I played by the “rules”. I didn’t spend my time whipping the poor into a frenzy of revenge or coveting the comforts that the wealthy, urban elite enjoyed while the rural poor tried to survive. I didn’t tell them about the tens of millions of dollars wasted by BAFFACOS. Money that was supposed to feed the starving lined the pockets of contractors, business people, bureaucrats and politicians. I didn’t show them pictures of boondoggles used with money allotted for food. They never saw the new homes built with this money either in Mizoram or in Canada. I didn’t tell poor villagers along the Bangladesh border that they were being ripped off by business people. They were entitled to Central Government compensation for the land taken to build the border fence. I didn’t tell them to stop exchanging this for 50 cents on the dollar. I didn’t grab a megaphone and scream about bribes, kickbacks and Swiss bank accounts.
I put my head down and tried to get as much food and money into Mizoram as I could. I made or helped make numerous documentaries. I gave TV and radio interviews. I contacted every aid agency I could. I spent days in government offices getting permissions. I spent and borrowed money till I was nearly bankrupt. I risked my marriage. I had my email hacked. I traveled over rough roads and up rivers to deliver rice. I was burnt out by the end. All the while, back in Aizawl, the rich and powerful partied.
That will never happen again. I won’t keep silent. Now I know, Tlawmngaihna is an one way street. When your “betters” ask for young men to dig graves and rescue those caught in mudslides, they show up.
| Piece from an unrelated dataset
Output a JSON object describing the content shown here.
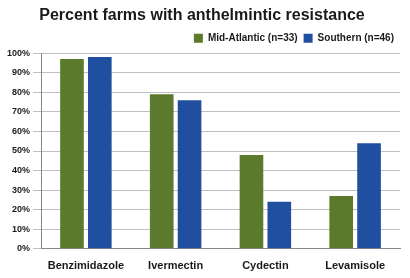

When the poor are starving to death, the very richest say that the poor are just making up stories. Tlawmngaihna is a myth that the powerful use to distract citizens away from the utter failures of government and the elite who benefit from that government.
The Central Bureau of Intelligence kept watch over my activities during the time of Mautam. They wanted to make sure I wasn’t trying to start a revolution. It was ironic since I was trying to stop one from happening. In the future I’m going to keep the CBI and police busy investigating all the secrets I know. Either I do that or I blackmail the politicians and business people to help. They told me their secrets and then expected me to keep silent while their flesh and blood die preventable deaths. No way, not during the next disaster. Either they will help or I will tell everything I know.
Mautam changed me for the worse. I found out Tlawmngaihna is a myth. I’m sorry kids, but I can never be the same.